Green Pastures: Evangelical church ‘super village’ plan for Ballymena under threat as key foodhall is rejected
An evangelical church's plans for a new 97-acre development on the outskirts of Ballymena could be in jeopardy after planners rejected a supermarket seen as key to the scheme.
The Gateway project at Ballee would provide a business park, training, social and student housing, a nursing home, a church, hotel and retail premises.
Opponents of the scheme say it will take trade away from the town centre - which is already suffering from low occupancy rates.
Planners carried out a shopping analysis of the town and it is understood the results of their investigation have been central to the recommendation to provisionally refuse part of the application.
Green Pastures, an evangelical church behind the project, applied for permission for a mixed-use hub of businesses on the site including a food superstore, petrol station, drive-thru restaurant, entertainment centre, health centre, taxi office and car parking.
The application attracted 29 objections and one letter of support from the Wright Group. The planners' decision will be put to Ballymena Borough Council next week.
In its reasons for refusal, Planning Service said: "The proposed food superstore element of the scheme does not meet the locational requirements of the department's planning policy statement 5, 'Retailing and Town Centres', in that it is likely to have an adverse impact on the vitality and viability of Ballymena town centre and undermine its comparison and convenience functions."
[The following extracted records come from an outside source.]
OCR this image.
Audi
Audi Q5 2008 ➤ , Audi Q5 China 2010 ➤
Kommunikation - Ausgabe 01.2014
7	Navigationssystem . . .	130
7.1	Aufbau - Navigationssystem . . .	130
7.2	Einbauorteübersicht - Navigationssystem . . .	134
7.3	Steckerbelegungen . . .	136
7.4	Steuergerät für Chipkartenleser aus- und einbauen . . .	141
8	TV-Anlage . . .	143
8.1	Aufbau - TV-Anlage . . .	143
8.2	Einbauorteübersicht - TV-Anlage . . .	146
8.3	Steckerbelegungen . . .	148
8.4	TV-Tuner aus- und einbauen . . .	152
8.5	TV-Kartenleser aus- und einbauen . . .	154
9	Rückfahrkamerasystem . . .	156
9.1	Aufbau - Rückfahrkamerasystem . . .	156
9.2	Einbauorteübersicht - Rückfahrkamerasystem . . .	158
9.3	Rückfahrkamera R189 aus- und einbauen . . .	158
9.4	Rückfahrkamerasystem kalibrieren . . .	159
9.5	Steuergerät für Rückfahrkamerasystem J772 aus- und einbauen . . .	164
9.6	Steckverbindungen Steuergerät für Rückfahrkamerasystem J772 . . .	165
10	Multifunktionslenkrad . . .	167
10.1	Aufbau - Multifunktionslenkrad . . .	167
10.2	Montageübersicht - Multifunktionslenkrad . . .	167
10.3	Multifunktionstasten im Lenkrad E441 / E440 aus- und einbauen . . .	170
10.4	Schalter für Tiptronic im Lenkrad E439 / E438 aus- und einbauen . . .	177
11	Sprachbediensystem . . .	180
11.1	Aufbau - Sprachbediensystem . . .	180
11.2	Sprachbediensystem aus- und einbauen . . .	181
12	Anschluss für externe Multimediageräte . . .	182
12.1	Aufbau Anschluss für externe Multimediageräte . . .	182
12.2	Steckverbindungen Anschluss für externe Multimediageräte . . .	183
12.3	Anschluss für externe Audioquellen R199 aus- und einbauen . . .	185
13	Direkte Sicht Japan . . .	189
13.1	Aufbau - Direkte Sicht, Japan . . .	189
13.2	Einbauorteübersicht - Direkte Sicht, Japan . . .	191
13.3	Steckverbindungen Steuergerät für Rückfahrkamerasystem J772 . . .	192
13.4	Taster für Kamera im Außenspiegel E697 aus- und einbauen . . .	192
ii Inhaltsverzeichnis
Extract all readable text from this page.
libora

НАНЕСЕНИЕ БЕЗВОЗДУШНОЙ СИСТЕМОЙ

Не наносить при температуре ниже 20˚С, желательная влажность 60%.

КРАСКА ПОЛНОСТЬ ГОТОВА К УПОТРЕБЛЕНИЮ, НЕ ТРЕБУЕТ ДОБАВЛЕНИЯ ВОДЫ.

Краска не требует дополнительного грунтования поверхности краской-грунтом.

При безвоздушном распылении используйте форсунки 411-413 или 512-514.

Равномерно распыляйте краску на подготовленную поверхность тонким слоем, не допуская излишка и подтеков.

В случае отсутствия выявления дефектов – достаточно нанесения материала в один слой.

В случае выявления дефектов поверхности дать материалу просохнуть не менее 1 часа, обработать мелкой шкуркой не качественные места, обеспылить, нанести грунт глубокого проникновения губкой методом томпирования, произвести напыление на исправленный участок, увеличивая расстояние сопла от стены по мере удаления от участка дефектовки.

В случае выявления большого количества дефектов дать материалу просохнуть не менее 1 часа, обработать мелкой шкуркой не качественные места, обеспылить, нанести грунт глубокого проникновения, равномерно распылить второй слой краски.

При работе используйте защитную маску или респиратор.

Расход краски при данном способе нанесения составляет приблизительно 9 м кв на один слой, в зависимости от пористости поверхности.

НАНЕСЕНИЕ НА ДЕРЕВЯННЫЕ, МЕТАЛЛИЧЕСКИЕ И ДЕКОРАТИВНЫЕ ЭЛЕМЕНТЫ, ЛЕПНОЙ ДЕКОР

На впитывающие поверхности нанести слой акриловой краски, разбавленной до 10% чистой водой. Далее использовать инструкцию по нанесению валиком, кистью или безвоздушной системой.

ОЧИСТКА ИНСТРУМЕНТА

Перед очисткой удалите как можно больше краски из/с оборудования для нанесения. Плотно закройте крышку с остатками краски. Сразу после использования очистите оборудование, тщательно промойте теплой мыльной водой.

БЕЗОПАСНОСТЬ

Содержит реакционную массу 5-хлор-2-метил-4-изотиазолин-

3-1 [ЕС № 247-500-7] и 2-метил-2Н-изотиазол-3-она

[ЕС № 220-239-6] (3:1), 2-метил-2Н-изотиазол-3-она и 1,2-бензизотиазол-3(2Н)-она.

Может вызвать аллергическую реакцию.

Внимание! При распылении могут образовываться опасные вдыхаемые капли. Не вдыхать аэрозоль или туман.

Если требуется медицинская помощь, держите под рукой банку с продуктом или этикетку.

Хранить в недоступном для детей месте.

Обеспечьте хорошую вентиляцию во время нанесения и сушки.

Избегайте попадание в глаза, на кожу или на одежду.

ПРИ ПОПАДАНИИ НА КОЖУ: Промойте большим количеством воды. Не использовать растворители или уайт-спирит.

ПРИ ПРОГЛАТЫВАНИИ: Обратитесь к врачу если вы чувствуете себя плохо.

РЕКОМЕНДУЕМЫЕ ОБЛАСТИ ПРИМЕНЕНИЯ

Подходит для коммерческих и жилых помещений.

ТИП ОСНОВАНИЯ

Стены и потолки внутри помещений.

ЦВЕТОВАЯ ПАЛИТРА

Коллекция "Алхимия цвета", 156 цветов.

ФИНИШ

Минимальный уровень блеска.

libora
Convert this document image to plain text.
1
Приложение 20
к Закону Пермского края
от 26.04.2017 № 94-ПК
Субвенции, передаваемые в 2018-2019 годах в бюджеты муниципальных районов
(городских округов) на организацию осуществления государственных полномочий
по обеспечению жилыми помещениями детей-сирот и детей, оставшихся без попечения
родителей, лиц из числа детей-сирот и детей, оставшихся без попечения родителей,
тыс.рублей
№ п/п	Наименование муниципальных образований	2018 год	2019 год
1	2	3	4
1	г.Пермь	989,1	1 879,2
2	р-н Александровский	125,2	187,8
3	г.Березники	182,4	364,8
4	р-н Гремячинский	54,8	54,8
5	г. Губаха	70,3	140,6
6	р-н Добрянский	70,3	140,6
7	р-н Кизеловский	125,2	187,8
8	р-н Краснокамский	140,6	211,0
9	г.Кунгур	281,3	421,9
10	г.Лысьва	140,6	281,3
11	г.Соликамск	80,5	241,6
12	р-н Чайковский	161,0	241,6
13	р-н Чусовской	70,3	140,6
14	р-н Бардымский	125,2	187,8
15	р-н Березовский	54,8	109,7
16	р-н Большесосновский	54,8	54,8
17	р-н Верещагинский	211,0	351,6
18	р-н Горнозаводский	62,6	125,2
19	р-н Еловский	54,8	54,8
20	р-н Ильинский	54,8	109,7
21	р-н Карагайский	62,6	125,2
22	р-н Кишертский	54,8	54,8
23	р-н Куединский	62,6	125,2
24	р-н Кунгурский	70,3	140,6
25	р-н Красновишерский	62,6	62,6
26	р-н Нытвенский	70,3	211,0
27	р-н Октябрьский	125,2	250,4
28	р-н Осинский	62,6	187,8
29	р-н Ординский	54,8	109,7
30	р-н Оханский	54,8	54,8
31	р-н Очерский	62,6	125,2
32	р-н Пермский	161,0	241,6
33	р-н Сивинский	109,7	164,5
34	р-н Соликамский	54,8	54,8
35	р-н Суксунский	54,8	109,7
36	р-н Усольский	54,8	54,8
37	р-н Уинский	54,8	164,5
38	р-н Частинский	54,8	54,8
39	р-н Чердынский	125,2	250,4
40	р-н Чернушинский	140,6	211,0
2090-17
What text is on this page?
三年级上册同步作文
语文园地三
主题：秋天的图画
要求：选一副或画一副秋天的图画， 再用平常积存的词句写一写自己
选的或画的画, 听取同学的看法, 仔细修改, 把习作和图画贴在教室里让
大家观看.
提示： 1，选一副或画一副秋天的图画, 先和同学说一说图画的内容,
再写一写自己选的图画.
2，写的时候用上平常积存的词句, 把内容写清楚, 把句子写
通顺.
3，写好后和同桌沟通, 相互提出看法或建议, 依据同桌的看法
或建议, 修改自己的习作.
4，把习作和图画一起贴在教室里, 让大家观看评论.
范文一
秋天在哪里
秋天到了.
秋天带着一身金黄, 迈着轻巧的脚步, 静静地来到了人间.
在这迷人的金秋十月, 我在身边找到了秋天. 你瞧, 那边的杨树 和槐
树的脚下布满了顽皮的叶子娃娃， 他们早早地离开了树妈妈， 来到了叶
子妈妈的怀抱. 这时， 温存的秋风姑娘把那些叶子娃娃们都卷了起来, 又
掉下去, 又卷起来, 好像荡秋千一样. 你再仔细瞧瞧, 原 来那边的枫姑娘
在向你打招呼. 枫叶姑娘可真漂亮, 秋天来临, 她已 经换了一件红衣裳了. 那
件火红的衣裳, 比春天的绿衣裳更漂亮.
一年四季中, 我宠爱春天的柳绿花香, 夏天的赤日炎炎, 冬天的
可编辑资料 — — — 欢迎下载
Planners have approved the remainder of the scheme, including more than 200 houses, a 60-bed hotel and 40-bed nursing home.
A new church and leisure facilities have also been given the provisional go-ahead. A spokeswoman for the church scheme yesterday said those behind the venture were disappointed with the initial refusal of the superstore plans.
"The Gateway project board welcome the approval and support of the recommended aspects of this project, namely the church building, community buildings and recreation areas and the housing aspect including nursing home, elderly care housing, supported/independent living housing, special needs housing and student accommodation as well as the training centre, hotel, self-catering accommodation, business and social economy parks and hotel," she said.
"However, we are disappointed with the recommendation for refusal on the foodstore aspect. Retail assessments have indicated that Ballymena town can support a third foodstore and with this aspect comes the provision of hundreds of jobs to locals as well as many financial benefits to the town and borough of Ballymena as a whole.
"Ballymena Borough Council now have a once in a lifetime opportunity to defer this decision to refuse the outline retail planning application in order to allow further detailed discussions to take place between us to understand the issues.
"We believe it essential that further discussions are had on such an important regionally significant development as this refused element is key to the viability or the overall proposal, key to its social investment, key to new jobs and key in being able to meet the requirements of Ballymena economic development strategy."
The plans have been dubbed Project Nehemiah, named after the Old Testament figure who rebuilt Jerusalem.
The scheme has been funded by a partnership involving the Wright Group - which makes London's double decker buses in a factory in nearby Galgorm - local businesses and an anchor retail tenant. It has also been part-funded by the sale of the Green Pastures church. The old premises of the church - led by Pastor Jeff Wright, son of Wright Group founder William - will become the new headquarters of the manufacturing company, while the church will move out to the Ballee land parcel it bought for £4m.